The co-flow line, where products and cartons move at the same speed and direction, comprises two primary interconnected modules – FA series two head box-forming machines and IG Series multi-Delta, vision-guided robotic loading units. In operation the teacakes exit a cooling tunnel at a rate of 400 products per minute, in multiple rows on a main transport conveyor. Upon entry to the IG series packaging machine, a vision system ascertains the individual product’s positions on the belt and this data is fed to the central PLC for disbursement to the eight robots along the 10 m long packaging area. The products, which are still at 20 °C, are gently picked and placed into cartons (pre-assembled by the FA Series machines) running on a track parallel to the main conveyor. A subsequent vision system is used to ascertain optimum filling, before two more robots are used to close and seal the cartons in multiples based on the format count. After weighing and metal detection the filled cartons are transported to a tertiary packer.
“The entire run is visible and controllable using a single Allen-Bradley HMI from Rockwell Automation,” Rocca explains. “What is more, this machine has been developed to allow the addition of two more robots, meaning that the production and packaging speeds could go up by as much as 20%. As these machines are designed to package ‘nude’ products, hygiene was a primary requirement too. As a result, we equipped them with features that prevent contamination and all components are designed specifically for food industry applications, based not only on global standards, but local Peruvian standards too.
“With such a demanding production environment, you might think that changeover times could be an issue,” Rocca adds, “especially seeing as the customer packages in three different product counts – 2, 9 and 20. 20 makes up 60% of production with 2 at just 5%. The products are still the same, only the box size changes.
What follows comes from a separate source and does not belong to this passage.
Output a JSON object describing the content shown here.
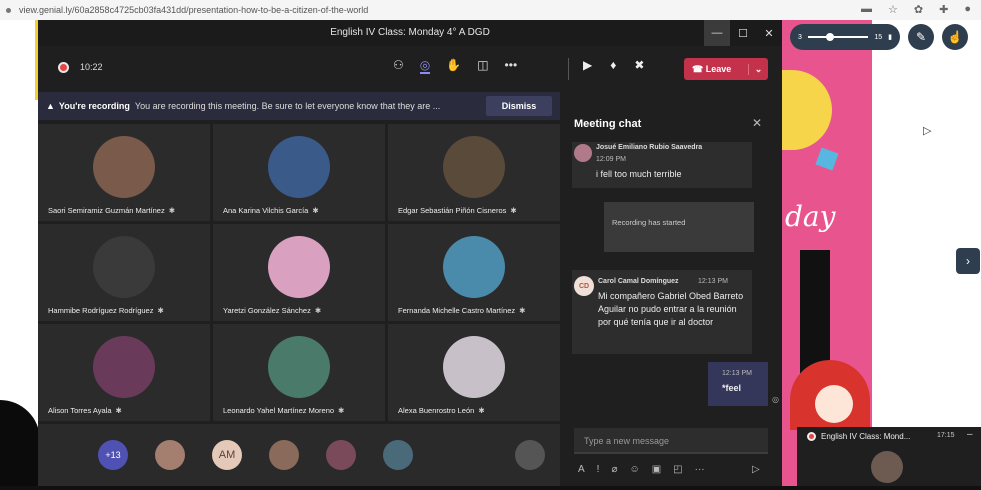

Using change guides and phasing units, where the feed is automatically controlled by servo motors, switchover is straightforward, with all the instructions being delivered from the HMI. The closing unit needs changing too. From first forming unit to second closing robot, with two operators, the whole process takes just 30 minutes, which is impressive for such an entire line, especially when you consider that a standard case packer takes 20 minutes to change!”